I was reading this in the handbook on disks and it mentions to use the following setting on a live system - Is this applicable to my case of zfs + geli ?

# sysctl kern.geom.debugflags=16

Also the autoexpand isn't automatically set to on

zpool get autoexpand
NAME PROPERTY VALUE SOURCE
zroot autoexpand off default

T-Daemon · Sep 17, 2022

T-Daemon said:
You can execute the commands from the live system.

Tracker said:
I was reading this in the handbook on disks and it mentions to use the following setting on a live system - Is this applicable to my case of zfs + geli ?

# sysctl kern.geom.debugflags=16

I can't tell for sure, the handbook is referring to UFS2. If not someone here in forums can answer the question explicitly, maybe somebody on the freebsd-fs@ mailing list can. That list is more frequented by FreeBSD filesystem developers than forums.

Anyway, the kernel state would apply only to the ZFS. The geli(8) provider is acting here only as a container.

Be advised, if you are thinking to operate from a FreeBSD installation media, the instructions from VladiBG won't work. Those work from the mounted system only.

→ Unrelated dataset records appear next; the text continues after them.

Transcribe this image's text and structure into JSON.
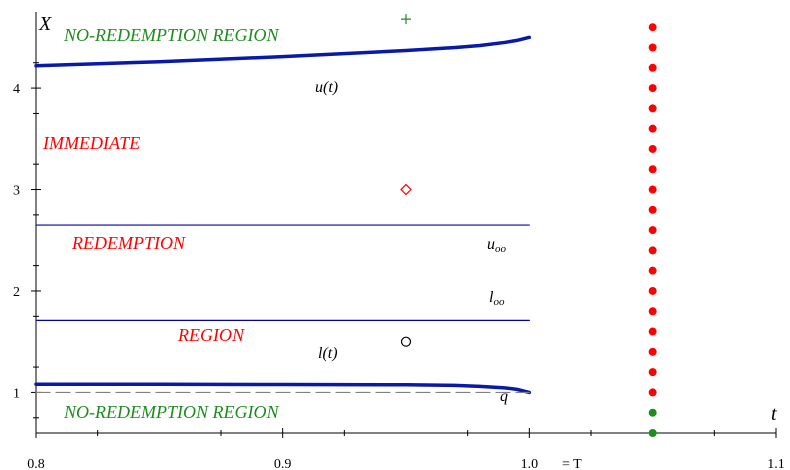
{
  "chart_data": {
    "type": "line",
    "title": "",
    "xlabel": "t",
    "ylabel": "X",
    "xlim": [
      0.8,
      1.1
    ],
    "ylim": [
      0.6,
      4.75
    ],
    "x_ticks": [
      0.8,
      0.9,
      1.0,
      1.1
    ],
    "x_tick_labels": [
      "0.8",
      "0.9",
      "1.0",
      "1.1"
    ],
    "x_tick_suffix": "= T",
    "y_ticks": [
      1,
      2,
      3,
      4
    ],
    "y_tick_labels": [
      "1",
      "2",
      "3",
      "4"
    ],
    "grid": false,
    "colors": {
      "upper_curve": "#0000cc",
      "level_line": "#0000aa",
      "q_line": "#808080",
      "red": "#ff0000",
      "green": "#1e8c1e",
      "black": "#000000"
    },
    "series": [
      {
        "name": "u(t)",
        "style": "thick-line",
        "x": [
          0.8,
          0.85,
          0.9,
          0.95,
          0.97,
          0.98,
          0.99,
          0.995,
          1.0
        ],
        "y": [
          4.22,
          4.26,
          4.31,
          4.37,
          4.4,
          4.42,
          4.45,
          4.47,
          4.5
        ]
      },
      {
        "name": "l(t)",
        "style": "thick-line",
        "x": [
          0.8,
          0.85,
          0.9,
          0.95,
          0.97,
          0.98,
          0.99,
          0.995,
          1.0
        ],
        "y": [
          1.08,
          1.08,
          1.078,
          1.075,
          1.07,
          1.06,
          1.045,
          1.03,
          1.0
        ]
      },
      {
        "name": "u_oo",
        "style": "thin-line",
        "x": [
          0.8,
          1.0
        ],
        "y": [
          2.65,
          2.65
        ]
      },
      {
        "name": "l_oo",
        "style": "thin-line",
        "x": [
          0.8,
          1.0
        ],
        "y": [
          1.71,
          1.71
        ]
      },
      {
        "name": "q",
        "style": "dashed-line",
        "x": [
          0.8,
          1.0
        ],
        "y": [
          1.0,
          1.0
        ]
      }
    ],
    "markers": [
      {
        "shape": "plus",
        "color": "#1e8c1e",
        "x": 0.95,
        "y": 4.68
      },
      {
        "shape": "diamond",
        "color": "#ff0000",
        "x": 0.95,
        "y": 3.0
      },
      {
        "shape": "circle",
        "color": "#000000",
        "x": 0.95,
        "y": 1.5
      }
    ],
    "dot_column": {
      "x": 1.05,
      "red_y": [
        4.6,
        4.4,
        4.2,
        4.0,
        3.8,
        3.6,
        3.4,
        3.2,
        3.0,
        2.8,
        2.6,
        2.4,
        2.2,
        2.0,
        1.8,
        1.6,
        1.4,
        1.2,
        1.0
      ],
      "green_y": [
        0.8,
        0.6
      ]
    },
    "curve_labels": {
      "u": "u(t)",
      "l": "l(t)",
      "q": "q",
      "u_oo_base": "u",
      "u_oo_sub": "oo",
      "l_oo_base": "l",
      "l_oo_sub": "oo"
    },
    "region_labels": {
      "top": "NO-REDEMPTION REGION",
      "immediate": "IMMEDIATE",
      "redemption": "REDEMPTION",
      "region": "REGION",
      "bottom": "NO-REDEMPTION REGION"
    }
  }
}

If a installation media is used, use the instructions I gave in post # 29.

Tracker said:
Also the autoexpand isn't automatically set to on

zpool get autoexpand
NAME PROPERTY VALUE SOURCE
zroot autoexpand off default

I assumed it's on when testing, but actually it isn't needed to be set to expand the size of the pool after resizing the partition. Executing zpool online [-e] pool device alone is enough.

From zpoolprops(7):

Rich (BB code):

DESCRIPTION
     ...
     expandsize        Amount of uninitialized space within the pool or device
                       that can be used to increase the total capacity of the
                       pool.  On whole-disk vdevs, this is the space beyond
                       the end of the GPT – typically occurring when a LUN is
                       dynamically expanded or a disk replaced with a larger
                       one.  On partition vdevs, this is the space appended to
                       the partition after it was added to the pool – most
                       likely by resizing it in-place.  The space can be
                       claimed for the pool by bringing it online with
                       autoexpand=on or using zpool online -e.

Again, it would be best to make a backup before resizing the geli(8) provider (partition).

Alternatively, if no backup device is available at the moment, don't resize the geli(8) provider, create in the free space a separate (geli(8) encrypted) partition with another ZFS pool inside and add it to the system.